Regarding interactions between psychological distress and inflammatory biomarkers, Guo and Zheng [52] found that among patients with depressive symptoms, depression levels were strongly associated to CRP levels; however, the correlation in our investigation was not statistically significant. Our results are consistent with those of Mazza and De Lorenzo [53], who found no connection between baseline inflammatory markers and either depression or anxiety.
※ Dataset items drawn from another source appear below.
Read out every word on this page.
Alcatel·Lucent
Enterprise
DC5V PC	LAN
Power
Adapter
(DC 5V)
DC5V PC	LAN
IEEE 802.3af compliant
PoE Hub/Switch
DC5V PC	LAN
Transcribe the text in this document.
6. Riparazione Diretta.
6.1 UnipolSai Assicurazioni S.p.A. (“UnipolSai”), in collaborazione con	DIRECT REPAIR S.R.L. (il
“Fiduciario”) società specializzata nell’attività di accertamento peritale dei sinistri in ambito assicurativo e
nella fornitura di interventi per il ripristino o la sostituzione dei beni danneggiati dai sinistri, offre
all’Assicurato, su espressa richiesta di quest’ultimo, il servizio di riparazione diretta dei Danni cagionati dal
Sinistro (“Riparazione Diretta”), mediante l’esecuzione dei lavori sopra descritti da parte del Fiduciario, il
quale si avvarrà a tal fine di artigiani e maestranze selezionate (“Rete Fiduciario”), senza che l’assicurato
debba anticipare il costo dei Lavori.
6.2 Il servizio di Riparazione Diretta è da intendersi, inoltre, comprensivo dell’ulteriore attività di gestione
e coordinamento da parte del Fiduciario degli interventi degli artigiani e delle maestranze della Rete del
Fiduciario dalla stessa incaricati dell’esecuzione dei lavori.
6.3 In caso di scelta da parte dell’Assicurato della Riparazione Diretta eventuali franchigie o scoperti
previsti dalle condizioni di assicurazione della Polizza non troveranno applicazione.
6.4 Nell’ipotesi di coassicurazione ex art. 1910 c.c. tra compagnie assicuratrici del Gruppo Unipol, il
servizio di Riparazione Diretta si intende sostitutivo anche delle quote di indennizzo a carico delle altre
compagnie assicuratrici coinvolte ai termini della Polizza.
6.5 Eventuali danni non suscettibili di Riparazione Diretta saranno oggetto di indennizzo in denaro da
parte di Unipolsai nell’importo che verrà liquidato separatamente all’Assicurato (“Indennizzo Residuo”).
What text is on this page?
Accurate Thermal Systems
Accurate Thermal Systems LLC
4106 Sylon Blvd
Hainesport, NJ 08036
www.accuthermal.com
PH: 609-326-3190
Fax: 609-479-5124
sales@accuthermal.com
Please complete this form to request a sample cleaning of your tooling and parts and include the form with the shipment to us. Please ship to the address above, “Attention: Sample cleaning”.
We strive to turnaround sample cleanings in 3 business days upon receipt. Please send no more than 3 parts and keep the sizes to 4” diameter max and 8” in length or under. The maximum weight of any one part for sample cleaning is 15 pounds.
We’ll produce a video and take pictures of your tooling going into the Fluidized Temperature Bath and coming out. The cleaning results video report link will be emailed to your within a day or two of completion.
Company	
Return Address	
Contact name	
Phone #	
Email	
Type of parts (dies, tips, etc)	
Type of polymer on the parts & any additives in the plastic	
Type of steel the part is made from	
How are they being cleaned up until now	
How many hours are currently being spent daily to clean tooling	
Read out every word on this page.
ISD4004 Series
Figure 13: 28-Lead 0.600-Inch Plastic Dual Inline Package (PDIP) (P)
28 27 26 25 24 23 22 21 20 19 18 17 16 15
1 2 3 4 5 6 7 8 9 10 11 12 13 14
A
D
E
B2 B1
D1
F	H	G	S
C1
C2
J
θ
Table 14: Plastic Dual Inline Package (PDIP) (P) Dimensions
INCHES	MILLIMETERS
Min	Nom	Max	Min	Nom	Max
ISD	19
According to the results of our study, neither oxygen saturation level at follow-up nor persistent symptoms after recovery were substantially related to depression, indicating that psychiatric disease was not a manifestation of physical symptoms. This runs counter to findings by Kong, Kong [39] and Liu, Baumeister [34] that reduced oxygen saturation is one of the factors taken into account for patients to become apprehensive and that all three outcomes of mental illness were more severe when more symptoms persisted after discharge. Moreover, it is still unknown if the high rate of depression among people with post-COVID-19 syndrome is a long-term effect of the virus infection or a result of the pandemic's social and/or economic effects.

Limitations

This study has some potential limitations that should be considered when interpreting the findings reported. It is a cross-sectional study, so future longitudinal studies need to be done to identify the nature of the associations between COVID-19 and mental health disorders. It is also a single-center study. The COVID-19 survivors were selected from only Mansoura University hospitals. Despite being the largest general hospitals in Dakahlia Province, but the present findings would not be readily generalized to all COVID-19 survivors of Egypt. Further research is required to investigate the other factors associated with psychiatric disorders and COVID-19 among different groups of society.

Conclusions

The present study found that the prevalence of depression and anxiety among post-COVID-19 patients was found to be 65.3% and 36% respectively. Female gender and isolation for more than 15 days are significant risk factors for depression by logistic regression analysis (AOR = 3.1 and 3.3 respectively). Age less than 50 years old, urban residence, and worry about getting infected again are significant risk factors for anxiety by logistic regression analysis (AOR = 2.3, 2.5, and 3.2 respectively).